Joe Holland: We talk about how Christ-centered preaching is not new since, as you say, the Bible itself is Christ-centered exposition. So, how is it that, for some people, the concept of Christ-centered preaching is a new thing? What happens to people when they start to grasp that theme?
Tony Merida: I think several things happen. First, preachers become excited about preaching the Old Testament. They aren’t avoiding the Old Testament; instead, they’re looking forward to preaching from those books. Another thing that happens is that it gives people—preacher and congregation—a renewed affection for Christ. You are encouraged when you see Christ in all the Scriptures. You also want to find ways to make the entirety of your day about glorifying him. It also clarifies the preacher’s goal in preaching to believers and unbelievers. We want unbelievers to behold the beauty of Christ and trust him for salvation. We want the believer to behold the beauty of Christ and become more like him.
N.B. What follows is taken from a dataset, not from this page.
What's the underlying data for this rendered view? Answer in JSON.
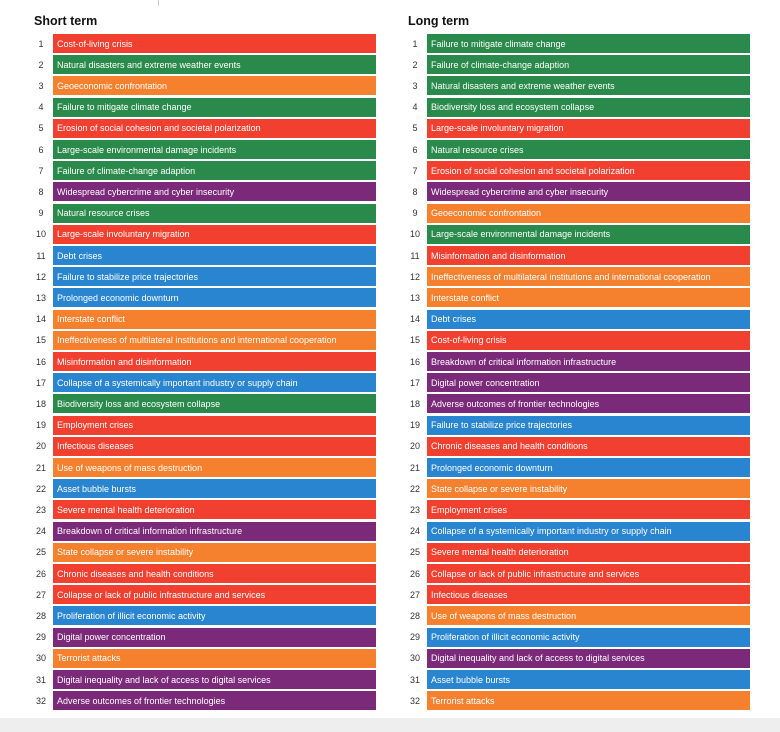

Christ-centered preaching really clarifies your purpose for every single sermon.
I think through the years, we’ve fought various battles in the world of the Academy, contending with unbiblical exegetical methods adopted from German higher criticism. We had to reclaim a high view of the Bible, the inspiration of Scripture, and so on. For a while, that reclamation project included doing verse-by-verse exposition born out of a renewed belief in the inspiration of Scripture. But that method, as good as it was, could easily miss the forest for the trees. I stand on the shoulders of those guys who taught the grammatical-historical hermeneutic. But I always say that what they taught wasn’t wrong; it was just incomplete—they got us to third base. And Christ-centered preaching brings us home.